In a letter sent a year ago to the BLM, the Native Village of Nuiqsut — the tribal government for the village closest to the Willow project — said it would add to problems already created by other oil development.

“We are already experiencing negative impacts from existing development in the region and are feeling the effects from infrastructure and development activities circling our community. This project will involve an entirely new central processing facility, an airstrip, a gravel mine, and offshore barging activity. The additional aircraft traffic, and offshore barging alone are potentially significant to our community’s subsistence hunting and whaling practices, in addition to the pipelines, pads and roads while will further encircle us,” said the letter, sent during the scoping process that paved the way for the draft environmental impact statement.
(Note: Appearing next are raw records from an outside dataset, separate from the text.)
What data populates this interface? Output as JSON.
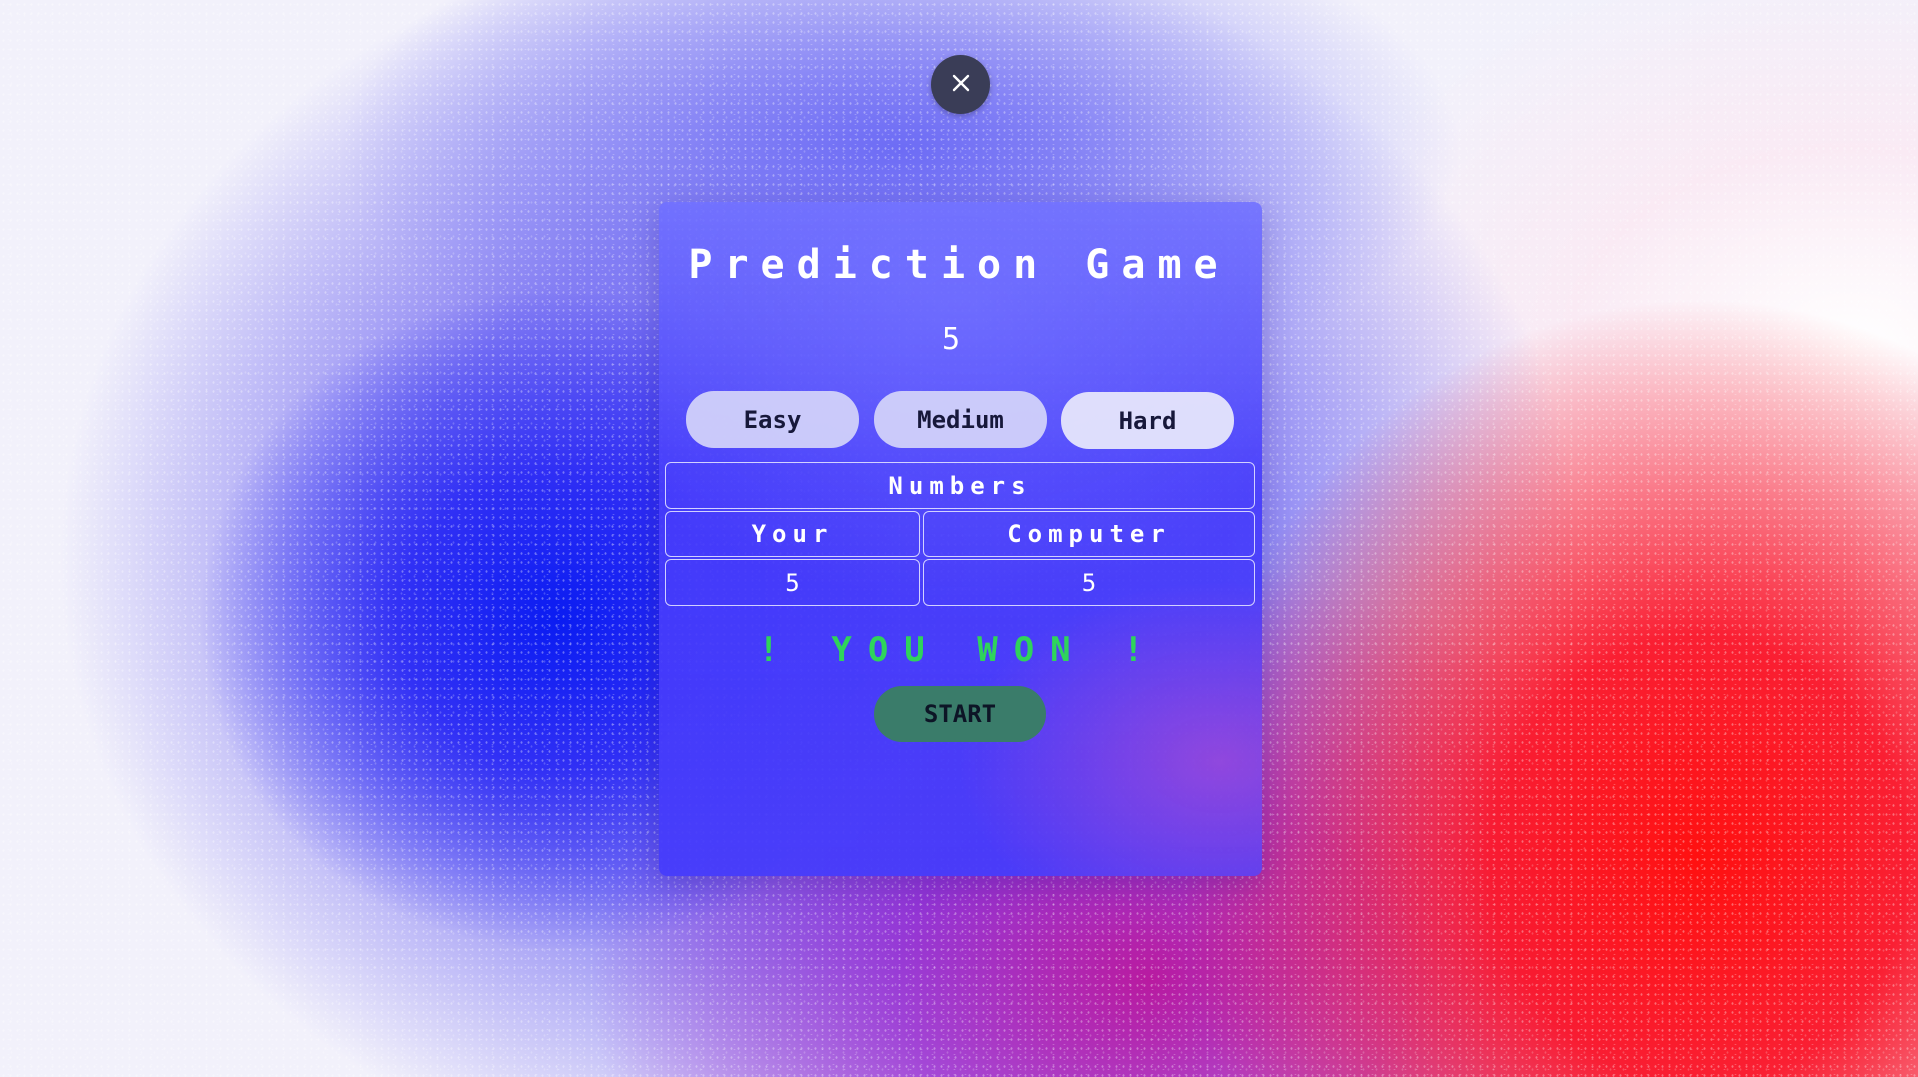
{
  "game": {
    "title": "Prediction Game",
    "target_number": "5",
    "close_icon": "close-icon",
    "modes": {
      "easy": "Easy",
      "medium": "Medium",
      "hard": "Hard"
    },
    "table": {
      "header": "Numbers",
      "your_label": "Your",
      "computer_label": "Computer",
      "your_value": "5",
      "computer_value": "5"
    },
    "result_text": "! YOU WON !",
    "start_label": "START"
  },
  "colors": {
    "result_green": "#2fd35b",
    "start_button": "#3a7c6a",
    "close_button": "#3a3d57"
  }
}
Trustees for Alaska, an Anchorage-based environmental law firm, accused the Trump administration of sloppy work on both projects.

“This is one of the most egregious examples of the Trump Administration trying to slam the door on legally-required public processes to date, and to rush forward exploitation of the Arctic at all costs,” Trustees staff attorney Bridget Psarianos said in a statement. “Willow proposes massive oil and gas industrialization on a North Slope area with incredible wildlife and subsistence values. The Ambler Road would slice an industrial corridor through the foothills of the southern Brooks Range and Gates of the Arctic National Park.”

The newly released documents for each of these projects “will take months to adequately review standing alone; the Trump administration wants to provide the public and those most impacted by these mega-projects a mere seven weeks for both,” Psarianos said.